Herr Lula sagte, er unterstütze den BRICS-Beitritt von mindestens drei Ländern: Saudi-Arabien, die Vereinigten Arabischen Emirate und Argentinien. Er schlug außerdem vor, dass Indonesien, das aufgrund seiner Größe und Lage allgemein als natürlicher Partner angesehen wird, eine willkommene Ergänzung wäre.

Eine Ausweitung könnte jedoch dazu führen, dass ein Konsens in den BRICS-Staaten noch schwieriger zu erreichen ist. „Wenn mehr Länder beitreten und die Gruppe von vornherein so unterschiedlich ist, ist es schwieriger, etwas zu erreichen“, sagte Theresa Fallon, Direktorin des Zentrums für Russland-Europa-Asien-Studien in Brüssel.

Aus russischer Sicht wird der Gipfel eine Gelegenheit bieten, die Entwicklungsländer erneut zu umwerben, nachdem Putin diesen Sommer afrikanische Staats- und Regierungschefs in St. Petersburg empfangen hatte. .
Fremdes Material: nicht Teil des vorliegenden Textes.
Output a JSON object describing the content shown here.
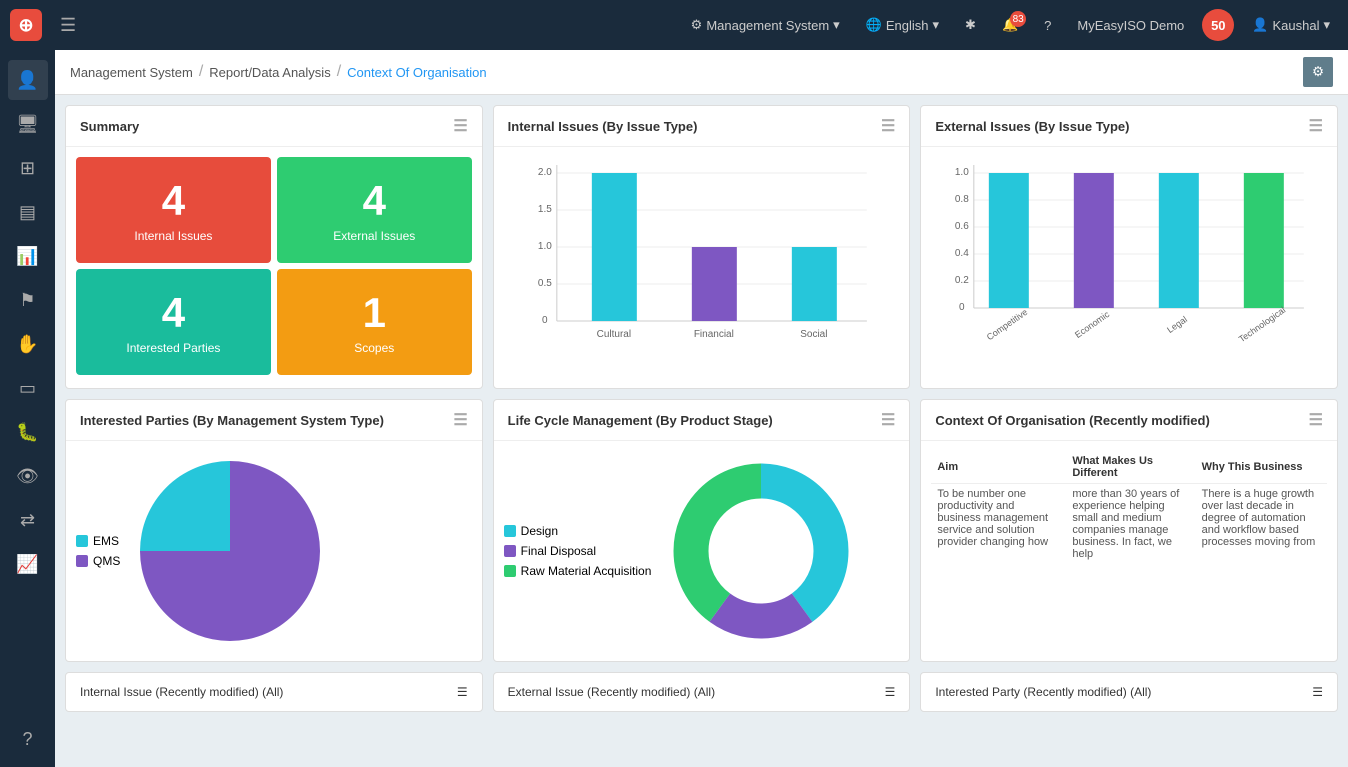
{
  "topNav": {
    "appName": "Management System",
    "language": "English",
    "notifCount": "83",
    "userName": "Kaushal",
    "instanceName": "MyEasyISO Demo"
  },
  "breadcrumb": {
    "root": "Management System",
    "section": "Report/Data Analysis",
    "current": "Context Of Organisation"
  },
  "summary": {
    "title": "Summary",
    "tiles": [
      {
        "label": "Internal Issues",
        "value": "4",
        "color": "tile-red"
      },
      {
        "label": "External Issues",
        "value": "4",
        "color": "tile-green"
      },
      {
        "label": "Interested Parties",
        "value": "4",
        "color": "tile-teal"
      },
      {
        "label": "Scopes",
        "value": "1",
        "color": "tile-orange"
      }
    ]
  },
  "internalIssues": {
    "title": "Internal Issues (By Issue Type)",
    "bars": [
      {
        "label": "Cultural",
        "value": 2.0,
        "color": "#26c6da"
      },
      {
        "label": "Financial",
        "value": 1.0,
        "color": "#7e57c2"
      },
      {
        "label": "Social",
        "value": 1.0,
        "color": "#26c6da"
      }
    ],
    "yMax": 2.0,
    "yLabels": [
      "2.0",
      "1.5",
      "1.0",
      "0.5",
      "0"
    ]
  },
  "externalIssues": {
    "title": "External Issues (By Issue Type)",
    "bars": [
      {
        "label": "Competitive",
        "value": 1.0,
        "color": "#26c6da"
      },
      {
        "label": "Economic",
        "value": 1.0,
        "color": "#7e57c2"
      },
      {
        "label": "Legal",
        "value": 1.0,
        "color": "#26c6da"
      },
      {
        "label": "Technological",
        "value": 1.0,
        "color": "#2ecc71"
      }
    ],
    "yMax": 1.0,
    "yLabels": [
      "1.0",
      "0.8",
      "0.6",
      "0.4",
      "0.2",
      "0"
    ]
  },
  "interestedParties": {
    "title": "Interested Parties (By Management System Type)",
    "legend": [
      {
        "label": "EMS",
        "color": "#26c6da"
      },
      {
        "label": "QMS",
        "color": "#7e57c2"
      }
    ],
    "pieData": [
      {
        "label": "EMS",
        "value": 25,
        "color": "#26c6da"
      },
      {
        "label": "QMS",
        "value": 75,
        "color": "#7e57c2"
      }
    ]
  },
  "lifeCycle": {
    "title": "Life Cycle Management (By Product Stage)",
    "legend": [
      {
        "label": "Design",
        "color": "#26c6da"
      },
      {
        "label": "Final Disposal",
        "color": "#7e57c2"
      },
      {
        "label": "Raw Material Acquisition",
        "color": "#2ecc71"
      }
    ],
    "donutData": [
      {
        "label": "Design",
        "value": 40,
        "color": "#26c6da"
      },
      {
        "label": "Final Disposal",
        "value": 20,
        "color": "#7e57c2"
      },
      {
        "label": "Raw Material Acquisition",
        "value": 40,
        "color": "#2ecc71"
      }
    ]
  },
  "contextOrg": {
    "title": "Context Of Organisation (Recently modified)",
    "columns": [
      "Aim",
      "What Makes Us Different",
      "Why This Business"
    ],
    "row": {
      "aim": "To be number one productivity and business management service and solution provider changing how",
      "different": "more than 30 years of experience helping small and medium companies manage business. In fact, we help",
      "business": "There is a huge growth over last decade in degree of automation and workflow based processes moving from"
    }
  },
  "bottomCards": {
    "internal": "Internal Issue (Recently modified) (All)",
    "external": "External Issue (Recently modified) (All)",
    "interestedParty": "Interested Party (Recently modified) (All)"
  },
  "sidebar": {
    "icons": [
      {
        "name": "person-icon",
        "symbol": "👤"
      },
      {
        "name": "monitor-icon",
        "symbol": "🖥"
      },
      {
        "name": "hierarchy-icon",
        "symbol": "⊞"
      },
      {
        "name": "card-icon",
        "symbol": "💳"
      },
      {
        "name": "chart-icon",
        "symbol": "📊"
      },
      {
        "name": "flag-icon",
        "symbol": "🚩"
      },
      {
        "name": "hand-icon",
        "symbol": "✋"
      },
      {
        "name": "tablet-icon",
        "symbol": "📱"
      },
      {
        "name": "bug-icon",
        "symbol": "🐛"
      },
      {
        "name": "eye-icon",
        "symbol": "👁"
      },
      {
        "name": "arrows-icon",
        "symbol": "⇄"
      },
      {
        "name": "trend-icon",
        "symbol": "📈"
      },
      {
        "name": "help-icon",
        "symbol": "?"
      }
    ]
  }
}
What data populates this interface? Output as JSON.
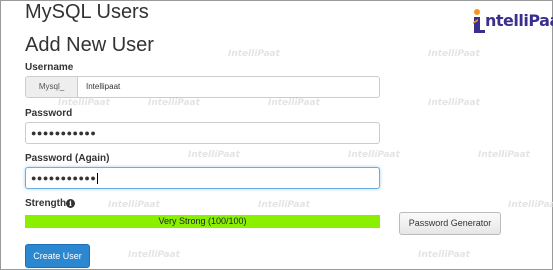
{
  "page": {
    "title": "MySQL Users",
    "section_title": "Add New User"
  },
  "brand": {
    "logo_text": "ntelliPaat",
    "watermark_text": "IntelliPaat",
    "accent": "#3a2f8f",
    "accent_orange": "#f7941d"
  },
  "form": {
    "username": {
      "label": "Username",
      "prefix": "Mysql_",
      "value": "Intellipaat"
    },
    "password": {
      "label": "Password",
      "masked_value": "●●●●●●●●●●●"
    },
    "password_again": {
      "label": "Password (Again)",
      "masked_value": "●●●●●●●●●●●"
    },
    "strength": {
      "label": "Strength",
      "info_icon": "info-icon",
      "text": "Very Strong (100/100)",
      "score": 100,
      "color": "#8af000"
    },
    "generator_button": "Password Generator",
    "create_button": "Create User"
  }
}
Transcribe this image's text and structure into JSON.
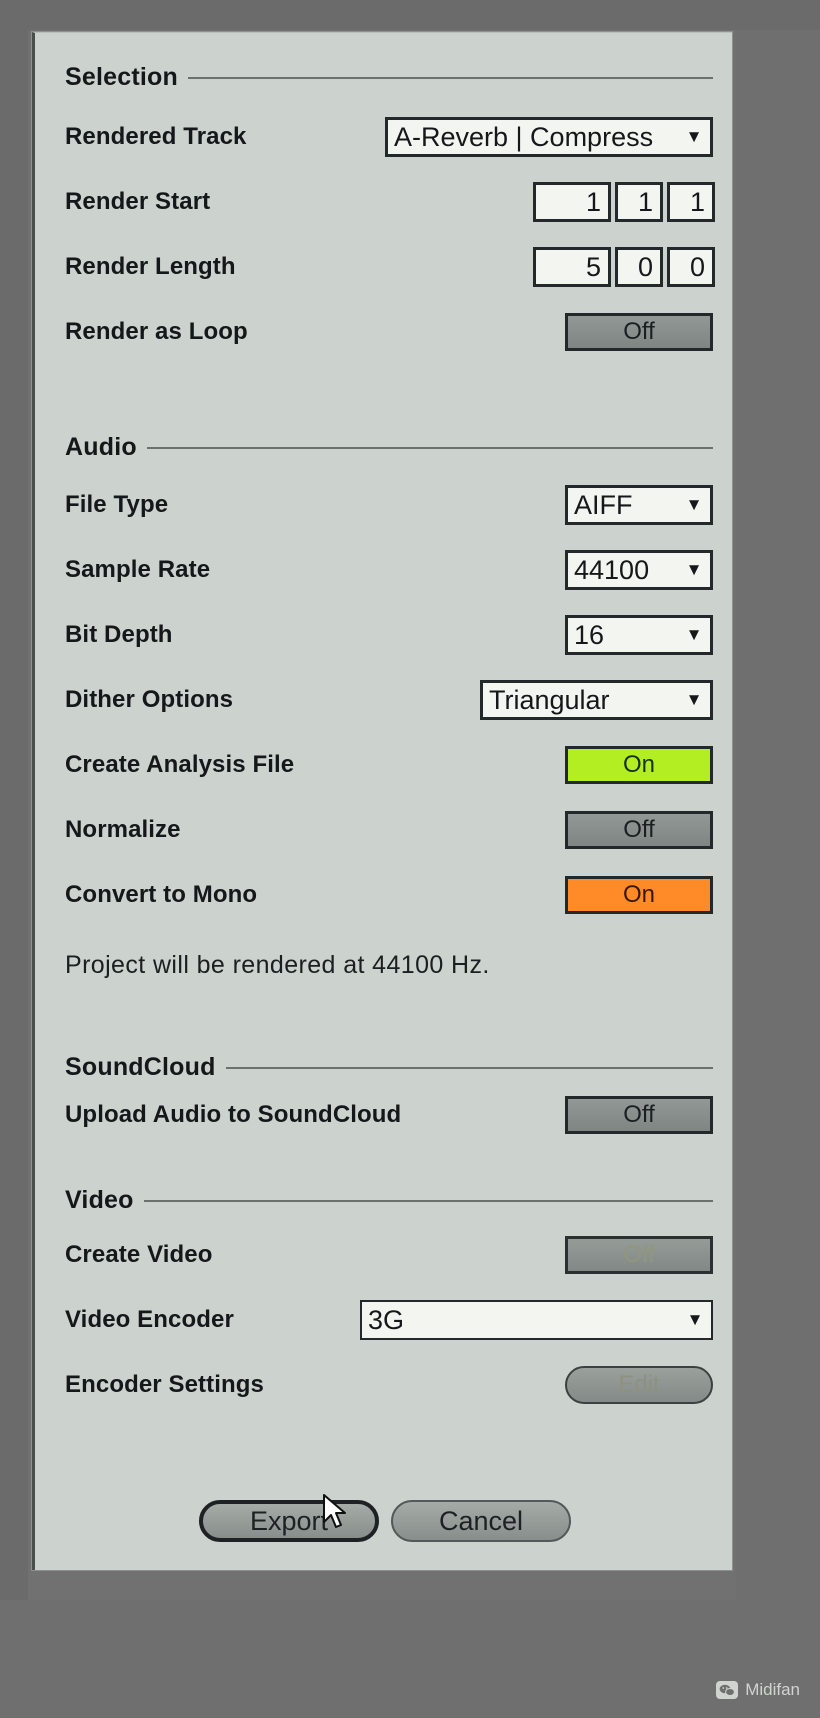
{
  "sections": {
    "selection": "Selection",
    "audio": "Audio",
    "soundcloud": "SoundCloud",
    "video": "Video"
  },
  "selection": {
    "rendered_track": {
      "label": "Rendered Track",
      "value": "A-Reverb | Compress",
      "arrow": "chevron-down-icon"
    },
    "render_start": {
      "label": "Render Start",
      "bars": "1",
      "beats": "1",
      "sixteenths": "1"
    },
    "render_length": {
      "label": "Render Length",
      "bars": "5",
      "beats": "0",
      "sixteenths": "0"
    },
    "render_as_loop": {
      "label": "Render as Loop",
      "value": "Off",
      "state": "off"
    }
  },
  "audio": {
    "file_type": {
      "label": "File Type",
      "value": "AIFF"
    },
    "sample_rate": {
      "label": "Sample Rate",
      "value": "44100"
    },
    "bit_depth": {
      "label": "Bit Depth",
      "value": "16"
    },
    "dither_options": {
      "label": "Dither Options",
      "value": "Triangular"
    },
    "create_analysis_file": {
      "label": "Create Analysis File",
      "value": "On",
      "state": "on-green"
    },
    "normalize": {
      "label": "Normalize",
      "value": "Off",
      "state": "off"
    },
    "convert_to_mono": {
      "label": "Convert to Mono",
      "value": "On",
      "state": "on-orange"
    },
    "note": "Project will be rendered at 44100 Hz."
  },
  "soundcloud": {
    "upload_audio": {
      "label": "Upload Audio to SoundCloud",
      "value": "Off",
      "state": "off"
    }
  },
  "video": {
    "create_video": {
      "label": "Create Video",
      "value": "Off",
      "state": "off-disabled"
    },
    "video_encoder": {
      "label": "Video Encoder",
      "value": "3G"
    },
    "encoder_settings": {
      "label": "Encoder Settings",
      "value": "Edit"
    }
  },
  "buttons": {
    "export": "Export",
    "cancel": "Cancel"
  },
  "watermark": {
    "text": "Midifan"
  },
  "colors": {
    "dialog_bg": "#ccd2cd",
    "on_green": "#b2ee22",
    "on_orange": "#ff8b28",
    "off_gray": "#8b918e",
    "field_bg": "#f3f5f0",
    "border": "#23282a",
    "window_chrome": "#6f6f6f"
  }
}
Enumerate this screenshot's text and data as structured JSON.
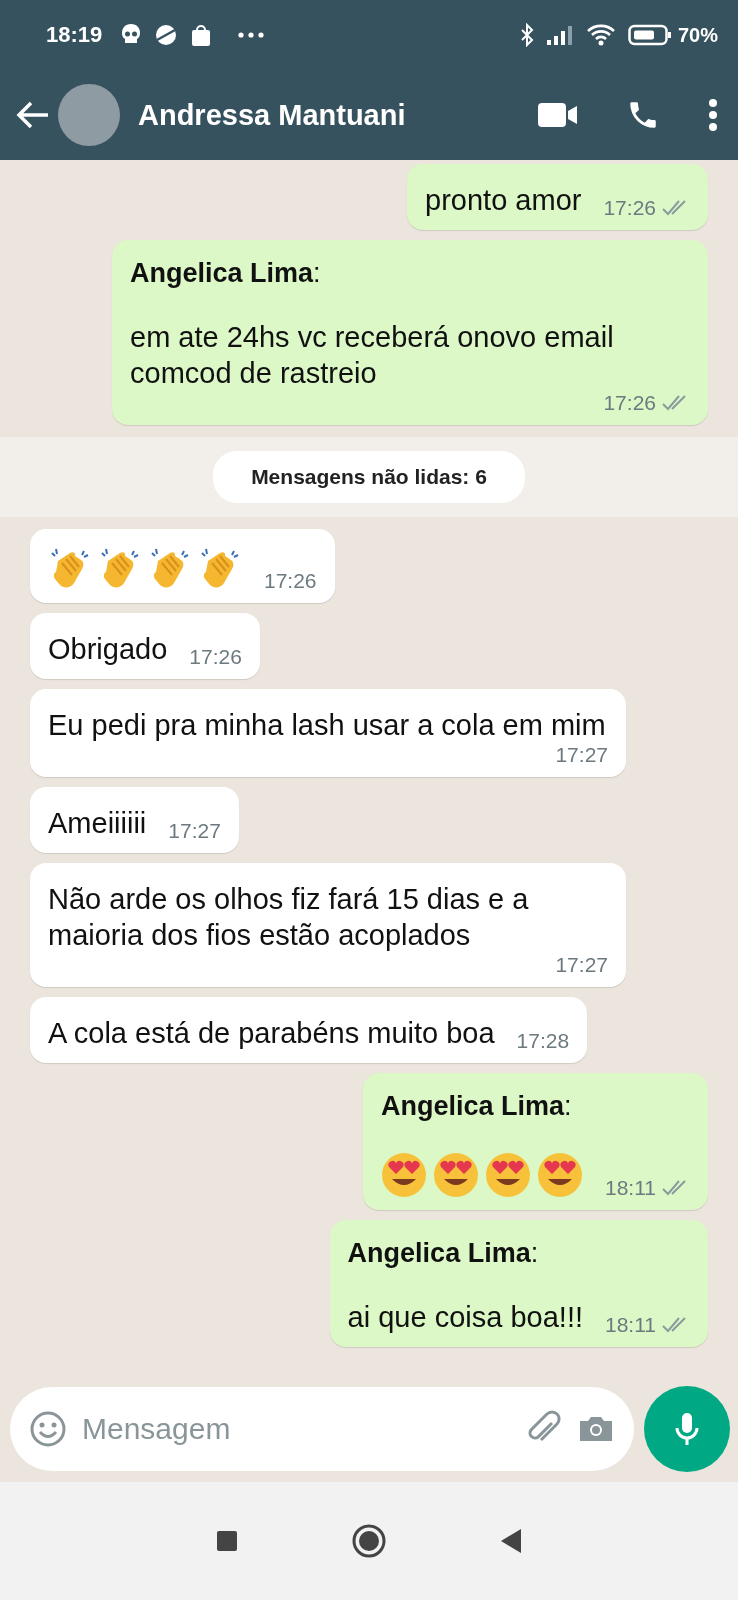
{
  "status_bar": {
    "time": "18:19",
    "battery": "70%"
  },
  "header": {
    "contact_name": "Andressa Mantuani"
  },
  "messages": [
    {
      "kind": "text",
      "outgoing": true,
      "text": "pronto amor",
      "time": "17:26",
      "read": false
    },
    {
      "kind": "text",
      "outgoing": true,
      "sender": "**Angelica Lima**:",
      "text": "em ate 24hs vc receberá onovo email comcod de rastreio",
      "time": "17:26",
      "read": false
    },
    {
      "kind": "banner",
      "text": "Mensagens não lidas: 6"
    },
    {
      "kind": "emoji",
      "outgoing": false,
      "emojis": [
        {
          "kind": "clap"
        },
        {
          "kind": "clap"
        },
        {
          "kind": "clap"
        },
        {
          "kind": "clap"
        }
      ],
      "time": "17:26"
    },
    {
      "kind": "text",
      "outgoing": false,
      "text": "Obrigado",
      "time": "17:26"
    },
    {
      "kind": "text",
      "outgoing": false,
      "text": "Eu pedi pra minha lash usar a cola em mim",
      "time": "17:27"
    },
    {
      "kind": "text",
      "outgoing": false,
      "text": "Ameiiiiii",
      "time": "17:27"
    },
    {
      "kind": "text",
      "outgoing": false,
      "text": "Não arde os olhos fiz fará 15 dias e a maioria dos fios estão acoplados",
      "time": "17:27"
    },
    {
      "kind": "text",
      "outgoing": false,
      "text": "A cola está de parabéns muito boa",
      "time": "17:28"
    },
    {
      "kind": "emoji",
      "outgoing": true,
      "sender": "**Angelica Lima**:",
      "emojis": [
        {
          "kind": "heart-eyes"
        },
        {
          "kind": "heart-eyes"
        },
        {
          "kind": "heart-eyes"
        },
        {
          "kind": "heart-eyes"
        }
      ],
      "time": "18:11",
      "read": false
    },
    {
      "kind": "text",
      "outgoing": true,
      "sender": "**Angelica Lima**:",
      "text": "ai que coisa boa!!!",
      "time": "18:11",
      "read": false
    }
  ],
  "composer": {
    "placeholder": "Mensagem"
  }
}
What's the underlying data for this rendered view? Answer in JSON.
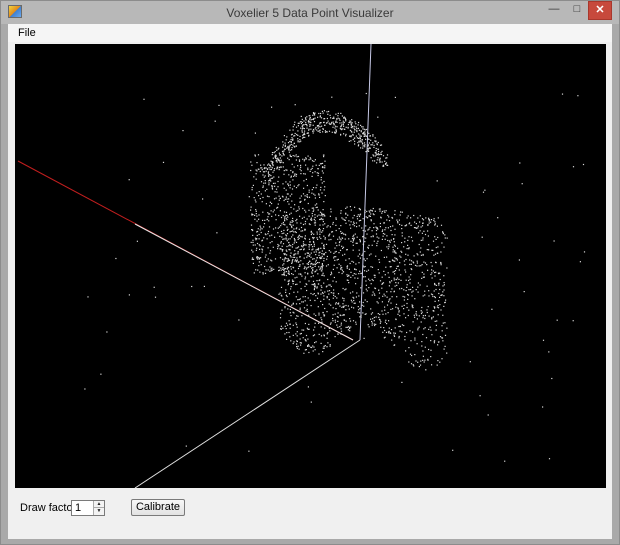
{
  "window": {
    "title": "Voxelier 5 Data Point Visualizer",
    "minimize_glyph": "—",
    "maximize_glyph": "□",
    "close_glyph": "✕"
  },
  "menu": {
    "items": [
      {
        "label": "File"
      }
    ]
  },
  "controls": {
    "draw_factor_label": "Draw factor:",
    "draw_factor_value": "1",
    "calibrate_label": "Calibrate"
  },
  "colors": {
    "viewport_background": "#000000",
    "axis_x": "#c21e1e",
    "axis_y": "#c6c8e6",
    "axis_z": "#e0e0e0",
    "points": "#d8d8d8"
  },
  "icons": {
    "app": "app-icon",
    "minimize": "minimize-icon",
    "maximize": "maximize-icon",
    "close": "close-icon"
  }
}
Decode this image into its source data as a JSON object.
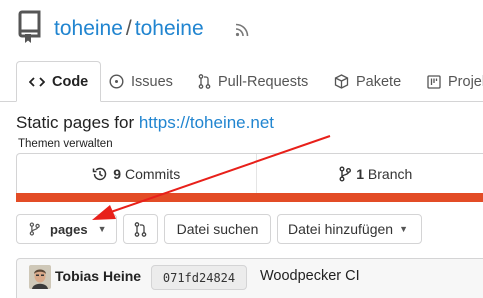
{
  "repo": {
    "owner": "toheine",
    "separator": "/",
    "name": "toheine"
  },
  "tabs": [
    {
      "label": "Code",
      "icon": "code-icon",
      "active": true
    },
    {
      "label": "Issues",
      "icon": "issue-icon",
      "active": false
    },
    {
      "label": "Pull-Requests",
      "icon": "pull-request-icon",
      "active": false
    },
    {
      "label": "Pakete",
      "icon": "package-icon",
      "active": false
    },
    {
      "label": "Projekte",
      "icon": "project-icon",
      "active": false
    }
  ],
  "description": {
    "text": "Static pages for ",
    "link": "https://toheine.net"
  },
  "topics_link": "Themen verwalten",
  "stats": {
    "commits_count": "9",
    "commits_label": "Commits",
    "branches_count": "1",
    "branches_label": "Branch"
  },
  "language_bar_color": "#e34c26",
  "toolbar": {
    "branch": "pages",
    "find_file": "Datei suchen",
    "add_file": "Datei hinzufügen"
  },
  "last_commit": {
    "author": "Tobias Heine",
    "sha": "071fd24824",
    "message": "Woodpecker CI"
  },
  "colors": {
    "link": "#2185d0",
    "annotation_arrow": "#e8201a"
  }
}
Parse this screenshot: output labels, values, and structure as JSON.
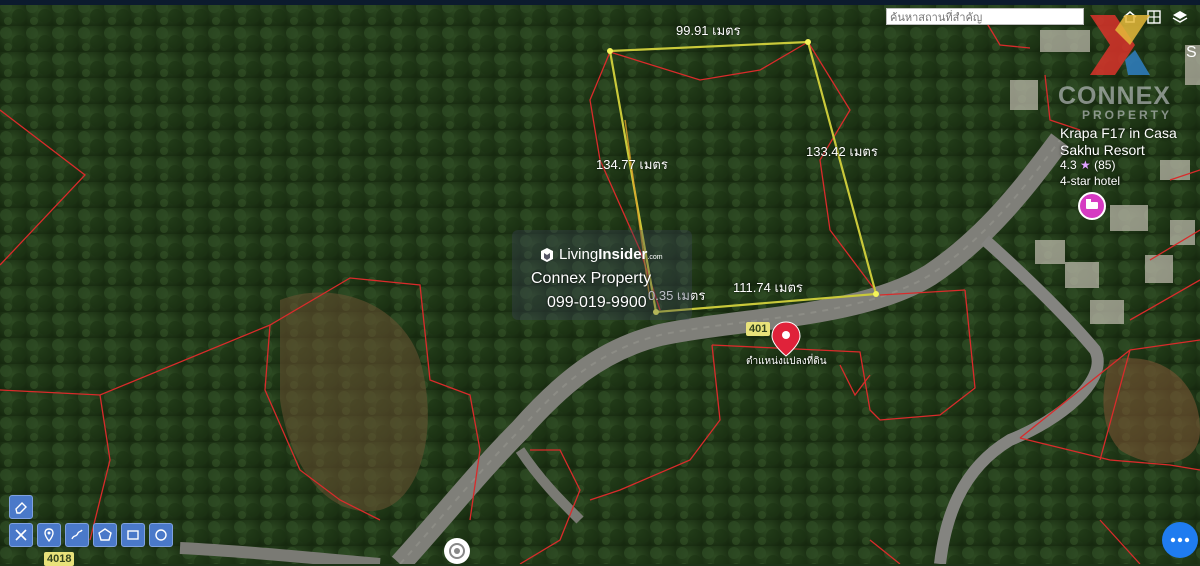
{
  "search": {
    "placeholder": "ค้นหาสถานที่สำคัญ"
  },
  "measurements": {
    "top": "99.91 เมตร",
    "left": "134.77 เมตร",
    "right": "133.42 เมตร",
    "bottom": "111.74 เมตร",
    "partial": "0.35 เมตร"
  },
  "watermark": {
    "brand_light": "Living",
    "brand_bold": "Insider",
    "brand_suffix": ".com",
    "company": "Connex Property",
    "phone": "099-019-9900"
  },
  "logo": {
    "name": "CONNEX",
    "sub": "PROPERTY"
  },
  "poi": {
    "name": "Krapa F17 in Casa Sakhu Resort",
    "rating": "4.3",
    "star": "★",
    "reviews": "(85)",
    "category": "4-star hotel",
    "color": "#d63ac2"
  },
  "map_labels": {
    "corner": "S"
  },
  "roads": {
    "route_top": "401",
    "route_bottom": "4018"
  },
  "pin": {
    "label": "ตำแหน่งแปลงที่ดิน",
    "color": "#e0223a"
  },
  "colors": {
    "boundary": "#d92b2b",
    "plot": "#c9c93a",
    "tool": "#4a79c9",
    "fab": "#1f7cf0"
  },
  "tools": [
    "eraser-icon",
    "ruler-icon",
    "pin-icon",
    "freehand-icon",
    "polygon-icon",
    "rectangle-icon",
    "circle-icon"
  ]
}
Aber der Außenminister Russlands, Sergej W. Lawrow, der an Stelle von Herrn Putin nach Südafrika reisen wird, wird wahrscheinlich mit der Frage konfrontiert sein, warum Russland aus einem von den Vereinten Nationen vermittelten Abkommen mit der Ukraine ausgestiegen ist, das den Export von Getreide durch die Ukraine ermöglichte Schwarzes Meer. Die Lebensmittelpreise stiegen nach dem Scheitern des Abkommens sprunghaft an.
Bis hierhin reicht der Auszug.